A very simple, and not to be used in production, example of this would be
index.php
if (!$_SESSION['code']) {
$redirect = 'https://login.microsoftonline.com/common/oauth2/v2.0/authorize' .
'?response_type=code' .
'&client_id=' . urlencode('clientId') .
'&redirect_uri=' . urlencode('https://localhost/callback.php') .
'&scope=' . urlencode('https://outlook.office365.com/Mail.Read')
;
header("Location: {$redirect}");
exit();
}
callback.php
if (isset($_GET['code'])) {
$_SESSION['code'] = $_GET['code'];
header("Location: index.php");
}
Part Two: Getting the Authorization Token
Unfortunately the Code is not all you need. It's a quick one-use code that you use to get the actual token that you need to authorize your requests. You can do this by posting to "https://login.microsoftonline.com/common/oauth2/v2.0/token" with the following data
- Client ID
- Client Secret
- Authorization Code
- Redirect URI
- Grant Type
With Guzzle, that can be done as such
$postOptions = array(
'http_errors' => false,
'form_params' => array(
'client_id' => $clientId,
'client_secret' => $clientSecret,
'code' => $authorizationCode,
'redirect_uri' => $redirectUri,
'grant_type' => 'authorization_code'
)
);
$url = 'https://login.microsoftonline.com/common/oauth2/v2.0/token';
$client = new Client();
$response = $client->request('POST', $url, $postOptions);
$response = $response->getBody()->__toString();
$response = json_decode($response);
return $response->access_token;
Once you have your token, you want to keep this. While the code is a one-use thing, the token will last a bit longer. From what I saw it seems to expire after an hour. So you want to get your token once and then store it in yours session or however you want to store it. Once you have your token you can make your calls. Well, almost.

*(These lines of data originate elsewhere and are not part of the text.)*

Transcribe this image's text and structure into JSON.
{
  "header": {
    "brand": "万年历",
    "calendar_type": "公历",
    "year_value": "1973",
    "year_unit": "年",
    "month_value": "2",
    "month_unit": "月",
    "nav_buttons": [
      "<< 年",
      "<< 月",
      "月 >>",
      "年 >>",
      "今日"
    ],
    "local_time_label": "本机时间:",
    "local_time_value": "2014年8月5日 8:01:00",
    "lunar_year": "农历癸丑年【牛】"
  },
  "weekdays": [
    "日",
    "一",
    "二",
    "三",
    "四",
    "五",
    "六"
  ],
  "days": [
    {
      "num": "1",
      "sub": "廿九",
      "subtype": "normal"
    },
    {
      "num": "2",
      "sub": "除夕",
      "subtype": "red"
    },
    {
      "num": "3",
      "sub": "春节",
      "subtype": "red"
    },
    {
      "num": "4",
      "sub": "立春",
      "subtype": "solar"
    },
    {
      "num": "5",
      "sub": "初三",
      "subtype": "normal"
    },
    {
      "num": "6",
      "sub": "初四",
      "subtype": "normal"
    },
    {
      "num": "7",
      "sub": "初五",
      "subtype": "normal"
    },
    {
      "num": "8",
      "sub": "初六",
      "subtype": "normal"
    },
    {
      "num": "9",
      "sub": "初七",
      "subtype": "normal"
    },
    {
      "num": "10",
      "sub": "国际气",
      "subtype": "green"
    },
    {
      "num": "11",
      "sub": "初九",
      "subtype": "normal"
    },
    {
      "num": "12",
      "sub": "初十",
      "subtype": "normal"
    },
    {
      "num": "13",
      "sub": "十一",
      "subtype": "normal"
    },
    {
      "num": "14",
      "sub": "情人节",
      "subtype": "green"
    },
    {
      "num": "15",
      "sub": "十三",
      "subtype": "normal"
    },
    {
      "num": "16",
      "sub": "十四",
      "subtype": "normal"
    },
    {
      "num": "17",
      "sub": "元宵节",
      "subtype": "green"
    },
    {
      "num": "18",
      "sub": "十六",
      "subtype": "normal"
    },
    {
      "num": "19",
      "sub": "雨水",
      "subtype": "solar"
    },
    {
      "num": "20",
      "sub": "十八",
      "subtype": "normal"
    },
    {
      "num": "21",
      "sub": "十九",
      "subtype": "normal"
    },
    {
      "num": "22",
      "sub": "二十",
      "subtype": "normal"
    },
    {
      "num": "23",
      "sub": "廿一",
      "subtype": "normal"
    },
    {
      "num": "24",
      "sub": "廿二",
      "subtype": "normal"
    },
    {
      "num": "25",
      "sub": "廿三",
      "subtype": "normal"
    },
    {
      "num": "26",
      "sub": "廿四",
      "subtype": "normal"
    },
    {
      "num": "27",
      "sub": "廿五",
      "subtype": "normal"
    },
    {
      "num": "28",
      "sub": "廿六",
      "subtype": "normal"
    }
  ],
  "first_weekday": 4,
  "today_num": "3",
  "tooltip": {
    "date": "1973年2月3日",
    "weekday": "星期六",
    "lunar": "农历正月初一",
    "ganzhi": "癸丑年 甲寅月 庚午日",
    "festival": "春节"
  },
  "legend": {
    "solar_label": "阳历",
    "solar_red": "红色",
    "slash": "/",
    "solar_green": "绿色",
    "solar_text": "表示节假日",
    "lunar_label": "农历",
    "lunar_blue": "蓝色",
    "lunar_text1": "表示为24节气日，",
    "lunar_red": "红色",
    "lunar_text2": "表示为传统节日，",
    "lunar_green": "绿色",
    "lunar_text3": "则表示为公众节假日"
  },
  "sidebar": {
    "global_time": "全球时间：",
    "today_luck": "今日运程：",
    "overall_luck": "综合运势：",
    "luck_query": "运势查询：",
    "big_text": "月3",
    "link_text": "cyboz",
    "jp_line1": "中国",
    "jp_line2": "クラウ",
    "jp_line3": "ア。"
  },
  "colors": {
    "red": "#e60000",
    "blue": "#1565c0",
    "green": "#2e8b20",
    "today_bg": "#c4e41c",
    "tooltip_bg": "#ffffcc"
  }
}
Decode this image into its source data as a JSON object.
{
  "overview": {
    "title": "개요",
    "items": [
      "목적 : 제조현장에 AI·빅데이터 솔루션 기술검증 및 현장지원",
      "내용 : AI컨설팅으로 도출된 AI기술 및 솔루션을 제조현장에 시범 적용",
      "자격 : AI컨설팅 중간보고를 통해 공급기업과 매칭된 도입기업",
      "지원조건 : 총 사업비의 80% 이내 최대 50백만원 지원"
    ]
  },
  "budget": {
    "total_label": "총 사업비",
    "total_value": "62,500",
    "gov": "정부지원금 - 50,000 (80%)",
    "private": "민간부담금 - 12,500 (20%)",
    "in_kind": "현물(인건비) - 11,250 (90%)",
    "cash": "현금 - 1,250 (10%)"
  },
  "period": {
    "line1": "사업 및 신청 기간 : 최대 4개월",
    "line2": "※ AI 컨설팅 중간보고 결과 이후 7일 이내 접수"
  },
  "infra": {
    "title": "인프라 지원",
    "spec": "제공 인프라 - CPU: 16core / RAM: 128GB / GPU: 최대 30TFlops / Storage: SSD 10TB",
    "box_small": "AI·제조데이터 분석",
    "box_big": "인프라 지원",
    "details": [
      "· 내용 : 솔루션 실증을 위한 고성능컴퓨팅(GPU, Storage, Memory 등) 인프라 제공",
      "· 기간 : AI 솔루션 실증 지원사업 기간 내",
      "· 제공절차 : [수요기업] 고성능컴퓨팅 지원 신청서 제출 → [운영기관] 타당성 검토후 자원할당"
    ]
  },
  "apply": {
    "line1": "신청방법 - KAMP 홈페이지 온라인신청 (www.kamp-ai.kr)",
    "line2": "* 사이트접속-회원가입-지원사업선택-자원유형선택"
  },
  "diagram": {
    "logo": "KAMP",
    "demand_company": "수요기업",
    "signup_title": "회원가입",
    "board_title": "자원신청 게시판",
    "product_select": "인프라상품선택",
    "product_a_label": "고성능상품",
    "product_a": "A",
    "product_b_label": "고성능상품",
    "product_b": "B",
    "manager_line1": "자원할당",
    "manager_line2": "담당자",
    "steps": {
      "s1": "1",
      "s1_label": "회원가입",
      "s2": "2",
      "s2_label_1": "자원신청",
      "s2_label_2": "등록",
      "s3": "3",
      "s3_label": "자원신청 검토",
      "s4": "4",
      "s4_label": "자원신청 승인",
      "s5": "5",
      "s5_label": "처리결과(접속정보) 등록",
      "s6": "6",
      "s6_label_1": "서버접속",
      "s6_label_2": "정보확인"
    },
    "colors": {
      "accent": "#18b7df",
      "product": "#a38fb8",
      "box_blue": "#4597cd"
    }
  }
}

Part Three: The Soap Calls
Unfortunately the library you are using doesn't support this at all. It's got hard coded authorization as either basic HTTP auth or NTLM. You can see that there's no option for support via tokens here. If you forked it, you could remove Line 78 and 79 and change ExchangeWebServices to pass down a token instead, and you'd just need to add
'Authorization: Bearer ' . $token
to the headers, and that should work. Or, if you have the time you can try to use a much more updated fork of that library which I write and maintain, garethp/php-ews. While it can't take care of Step 1 for you, once you have your Authorization Code, it will make Step 2 and 3 much much easier. Here's a small example. However, it's a new feature I just put in today, and it's still experimental. I ran in to issues with permissions because it looks like you need to register your app with Azure AD for Office 365 to get the right permissions for EWS, instead of registering with Outlook to get permissions for the Outlook REST API, and I can in to some trouble creating a dev account for Azure. So I managed to get as far as creating a token, authorizing with it, making sure it's being passed through only to be told that the token I have doesn't have permissions to do what needs done.